An earlier study found that the brainstems of FM patients were communicating more actively with pain-producing regions of the brain (insula, anterior cingulate cortex, anterior prefrontal cortex) that also, interestingly, regulate autonomic nervous system activity. The more communication, the greater the pain.
Connectivity between brain regions may also influence how effective drugs are. Milnacipran was effective in FM patients whose brainstems were connecting less with the insular cortex but not effective in patients whose brainstems were communicating more with that region. The drug was apparently not powerful enough to overcome that stream of signals.
A recent “windup” study amplified how important the brainstem may be. It traced how pain signals get amplified in FM (instead of being ratcheted down) and examined activity up and down the spinal cord in conjunction with pain. The brainstem was the only region to show accelerated activity.
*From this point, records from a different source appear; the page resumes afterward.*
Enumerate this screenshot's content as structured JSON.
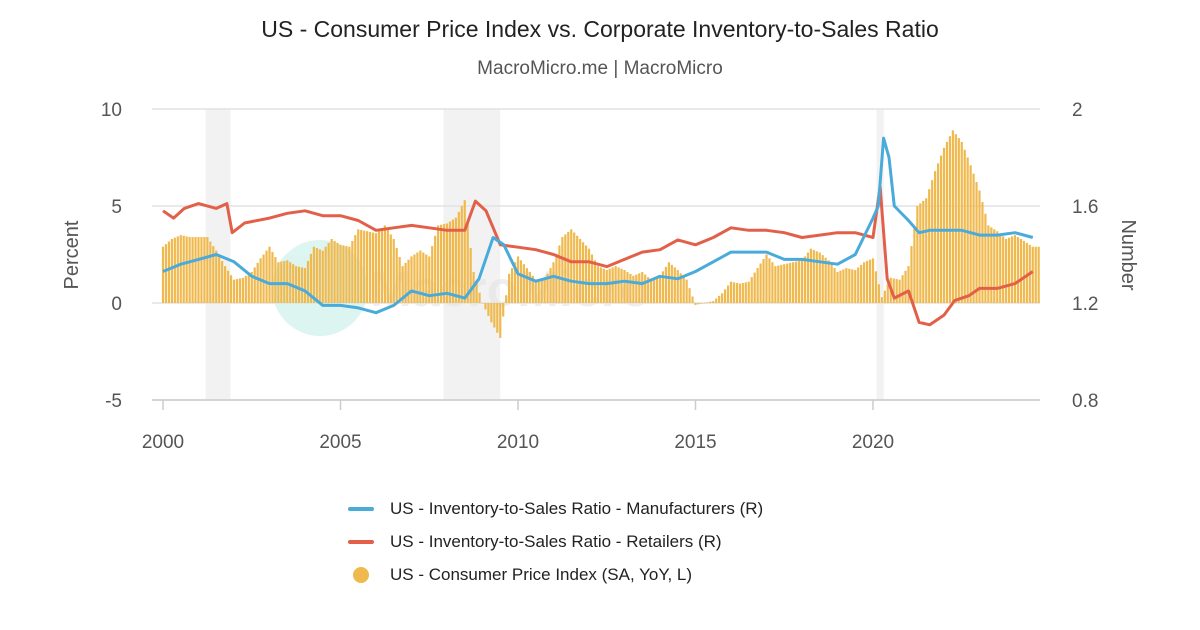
{
  "title": "US - Consumer Price Index vs. Corporate Inventory-to-Sales Ratio",
  "subtitle": "MacroMicro.me | MacroMicro",
  "watermark": "MacroMicro",
  "chart_data": {
    "type": "bar+line",
    "grid": true,
    "legend_placement": "bottom",
    "x_ticks": [
      "2000",
      "2005",
      "2010",
      "2015",
      "2020"
    ],
    "xlim": [
      2000,
      2024.9
    ],
    "y_left": {
      "label": "Percent",
      "range": [
        -5,
        10
      ],
      "ticks": [
        "10",
        "5",
        "0",
        "-5"
      ]
    },
    "y_right": {
      "label": "Number",
      "range": [
        0.8,
        2
      ],
      "ticks": [
        "2",
        "1.6",
        "1.2",
        "0.8"
      ]
    },
    "recessions": [
      [
        2001.2,
        2001.9
      ],
      [
        2007.9,
        2009.5
      ],
      [
        2020.1,
        2020.3
      ]
    ],
    "series": [
      {
        "name": "US - Inventory-to-Sales Ratio - Manufacturers (R)",
        "type": "line",
        "axis": "right",
        "color": "#4aabdb",
        "points": [
          [
            2000,
            1.33
          ],
          [
            2000.5,
            1.36
          ],
          [
            2001,
            1.38
          ],
          [
            2001.5,
            1.4
          ],
          [
            2002,
            1.37
          ],
          [
            2002.5,
            1.31
          ],
          [
            2003,
            1.28
          ],
          [
            2003.5,
            1.28
          ],
          [
            2004,
            1.25
          ],
          [
            2004.5,
            1.19
          ],
          [
            2005,
            1.19
          ],
          [
            2005.5,
            1.18
          ],
          [
            2006,
            1.16
          ],
          [
            2006.5,
            1.19
          ],
          [
            2007,
            1.25
          ],
          [
            2007.5,
            1.23
          ],
          [
            2008,
            1.24
          ],
          [
            2008.5,
            1.22
          ],
          [
            2008.9,
            1.3
          ],
          [
            2009.3,
            1.47
          ],
          [
            2009.6,
            1.44
          ],
          [
            2010,
            1.32
          ],
          [
            2010.5,
            1.29
          ],
          [
            2011,
            1.31
          ],
          [
            2011.5,
            1.29
          ],
          [
            2012,
            1.28
          ],
          [
            2012.5,
            1.28
          ],
          [
            2013,
            1.29
          ],
          [
            2013.5,
            1.28
          ],
          [
            2014,
            1.31
          ],
          [
            2014.5,
            1.3
          ],
          [
            2015,
            1.33
          ],
          [
            2015.5,
            1.37
          ],
          [
            2016,
            1.41
          ],
          [
            2016.5,
            1.41
          ],
          [
            2017,
            1.41
          ],
          [
            2017.5,
            1.38
          ],
          [
            2018,
            1.38
          ],
          [
            2018.5,
            1.37
          ],
          [
            2019,
            1.36
          ],
          [
            2019.5,
            1.4
          ],
          [
            2020,
            1.55
          ],
          [
            2020.15,
            1.6
          ],
          [
            2020.3,
            1.88
          ],
          [
            2020.45,
            1.8
          ],
          [
            2020.6,
            1.6
          ],
          [
            2021,
            1.54
          ],
          [
            2021.3,
            1.49
          ],
          [
            2021.6,
            1.5
          ],
          [
            2022,
            1.5
          ],
          [
            2022.5,
            1.5
          ],
          [
            2023,
            1.48
          ],
          [
            2023.5,
            1.48
          ],
          [
            2024,
            1.49
          ],
          [
            2024.5,
            1.47
          ]
        ]
      },
      {
        "name": "US - Inventory-to-Sales Ratio - Retailers (R)",
        "type": "line",
        "axis": "right",
        "color": "#e2604a",
        "points": [
          [
            2000,
            1.58
          ],
          [
            2000.3,
            1.55
          ],
          [
            2000.6,
            1.59
          ],
          [
            2001,
            1.61
          ],
          [
            2001.5,
            1.59
          ],
          [
            2001.8,
            1.61
          ],
          [
            2001.95,
            1.49
          ],
          [
            2002.3,
            1.53
          ],
          [
            2003,
            1.55
          ],
          [
            2003.5,
            1.57
          ],
          [
            2004,
            1.58
          ],
          [
            2004.5,
            1.56
          ],
          [
            2005,
            1.56
          ],
          [
            2005.5,
            1.54
          ],
          [
            2006,
            1.5
          ],
          [
            2006.5,
            1.51
          ],
          [
            2007,
            1.52
          ],
          [
            2007.5,
            1.51
          ],
          [
            2008,
            1.5
          ],
          [
            2008.5,
            1.5
          ],
          [
            2008.8,
            1.62
          ],
          [
            2009.1,
            1.58
          ],
          [
            2009.5,
            1.44
          ],
          [
            2010,
            1.43
          ],
          [
            2010.5,
            1.42
          ],
          [
            2011,
            1.4
          ],
          [
            2011.5,
            1.37
          ],
          [
            2012,
            1.37
          ],
          [
            2012.5,
            1.35
          ],
          [
            2013,
            1.38
          ],
          [
            2013.5,
            1.41
          ],
          [
            2014,
            1.42
          ],
          [
            2014.5,
            1.46
          ],
          [
            2015,
            1.44
          ],
          [
            2015.5,
            1.47
          ],
          [
            2016,
            1.51
          ],
          [
            2016.5,
            1.5
          ],
          [
            2017,
            1.5
          ],
          [
            2017.5,
            1.49
          ],
          [
            2018,
            1.47
          ],
          [
            2018.5,
            1.48
          ],
          [
            2019,
            1.49
          ],
          [
            2019.5,
            1.49
          ],
          [
            2020,
            1.47
          ],
          [
            2020.2,
            1.68
          ],
          [
            2020.4,
            1.3
          ],
          [
            2020.6,
            1.22
          ],
          [
            2021,
            1.25
          ],
          [
            2021.3,
            1.12
          ],
          [
            2021.6,
            1.11
          ],
          [
            2022,
            1.15
          ],
          [
            2022.3,
            1.21
          ],
          [
            2022.7,
            1.23
          ],
          [
            2023,
            1.26
          ],
          [
            2023.5,
            1.26
          ],
          [
            2024,
            1.28
          ],
          [
            2024.5,
            1.33
          ]
        ]
      },
      {
        "name": "US - Consumer Price Index (SA, YoY, L)",
        "type": "bar",
        "axis": "left",
        "color": "#f0b94d",
        "points": [
          [
            2000,
            2.9
          ],
          [
            2000.25,
            3.3
          ],
          [
            2000.5,
            3.5
          ],
          [
            2000.75,
            3.4
          ],
          [
            2001,
            3.4
          ],
          [
            2001.25,
            3.4
          ],
          [
            2001.5,
            2.7
          ],
          [
            2001.75,
            1.9
          ],
          [
            2002,
            1.2
          ],
          [
            2002.25,
            1.3
          ],
          [
            2002.5,
            1.6
          ],
          [
            2002.75,
            2.3
          ],
          [
            2003,
            2.9
          ],
          [
            2003.25,
            2.1
          ],
          [
            2003.5,
            2.2
          ],
          [
            2003.75,
            1.9
          ],
          [
            2004,
            1.8
          ],
          [
            2004.25,
            2.9
          ],
          [
            2004.5,
            2.7
          ],
          [
            2004.75,
            3.3
          ],
          [
            2005,
            3.0
          ],
          [
            2005.25,
            2.9
          ],
          [
            2005.5,
            3.8
          ],
          [
            2005.75,
            3.7
          ],
          [
            2006,
            3.6
          ],
          [
            2006.25,
            4.0
          ],
          [
            2006.5,
            3.3
          ],
          [
            2006.75,
            1.9
          ],
          [
            2007,
            2.4
          ],
          [
            2007.25,
            2.7
          ],
          [
            2007.5,
            2.4
          ],
          [
            2007.75,
            4.0
          ],
          [
            2008,
            4.1
          ],
          [
            2008.25,
            4.4
          ],
          [
            2008.5,
            5.3
          ],
          [
            2008.75,
            1.6
          ],
          [
            2009,
            0.0
          ],
          [
            2009.25,
            -1.0
          ],
          [
            2009.5,
            -1.8
          ],
          [
            2009.75,
            1.5
          ],
          [
            2010,
            2.4
          ],
          [
            2010.25,
            1.8
          ],
          [
            2010.5,
            1.2
          ],
          [
            2010.75,
            1.2
          ],
          [
            2011,
            2.1
          ],
          [
            2011.25,
            3.4
          ],
          [
            2011.5,
            3.8
          ],
          [
            2011.75,
            3.3
          ],
          [
            2012,
            2.8
          ],
          [
            2012.25,
            1.9
          ],
          [
            2012.5,
            1.7
          ],
          [
            2012.75,
            1.9
          ],
          [
            2013,
            1.7
          ],
          [
            2013.25,
            1.4
          ],
          [
            2013.5,
            1.6
          ],
          [
            2013.75,
            1.2
          ],
          [
            2014,
            1.4
          ],
          [
            2014.25,
            2.1
          ],
          [
            2014.5,
            1.7
          ],
          [
            2014.75,
            1.2
          ],
          [
            2015,
            -0.1
          ],
          [
            2015.25,
            0.0
          ],
          [
            2015.5,
            0.1
          ],
          [
            2015.75,
            0.5
          ],
          [
            2016,
            1.1
          ],
          [
            2016.25,
            1.0
          ],
          [
            2016.5,
            1.1
          ],
          [
            2016.75,
            1.8
          ],
          [
            2017,
            2.5
          ],
          [
            2017.25,
            1.9
          ],
          [
            2017.5,
            2.0
          ],
          [
            2017.75,
            2.1
          ],
          [
            2018,
            2.2
          ],
          [
            2018.25,
            2.8
          ],
          [
            2018.5,
            2.6
          ],
          [
            2018.75,
            2.2
          ],
          [
            2019,
            1.6
          ],
          [
            2019.25,
            1.8
          ],
          [
            2019.5,
            1.7
          ],
          [
            2019.75,
            2.1
          ],
          [
            2020,
            2.3
          ],
          [
            2020.25,
            0.3
          ],
          [
            2020.5,
            1.3
          ],
          [
            2020.75,
            1.2
          ],
          [
            2021,
            1.9
          ],
          [
            2021.25,
            5.0
          ],
          [
            2021.5,
            5.4
          ],
          [
            2021.75,
            6.8
          ],
          [
            2022,
            8.0
          ],
          [
            2022.25,
            8.9
          ],
          [
            2022.5,
            8.3
          ],
          [
            2022.75,
            7.1
          ],
          [
            2023,
            5.8
          ],
          [
            2023.25,
            4.0
          ],
          [
            2023.5,
            3.7
          ],
          [
            2023.75,
            3.3
          ],
          [
            2024,
            3.5
          ],
          [
            2024.25,
            3.2
          ],
          [
            2024.5,
            2.9
          ]
        ]
      }
    ]
  }
}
While not a lot of work has been done on the brainstem in FM, it is increasingly been seen as playing a central component in chronic pain. Imaging advances are allowing us to study the brainstem in much greater detail. It’s recently been shown, for instance, that the placebo effect may originate in the brainstem.
A recent review article called it “the pain conductor” and proposed that our understanding of its role will lead to “better optimized pain-relief strategies”. Those might include the new forms of “deep brain stimulation” that get down to the bottom of the brain, and are being tested now. in movement disorders like Parkinson’s Disease.
That another pain processing center has gone awry in FM shouldn’t come as a surprise. With similar findings in nerves leading to the spinal cord, in the brainstem, and in several pain processing pathways in the brain, we have to wonder if there are any places pain signals are NOT getting amplified in FM.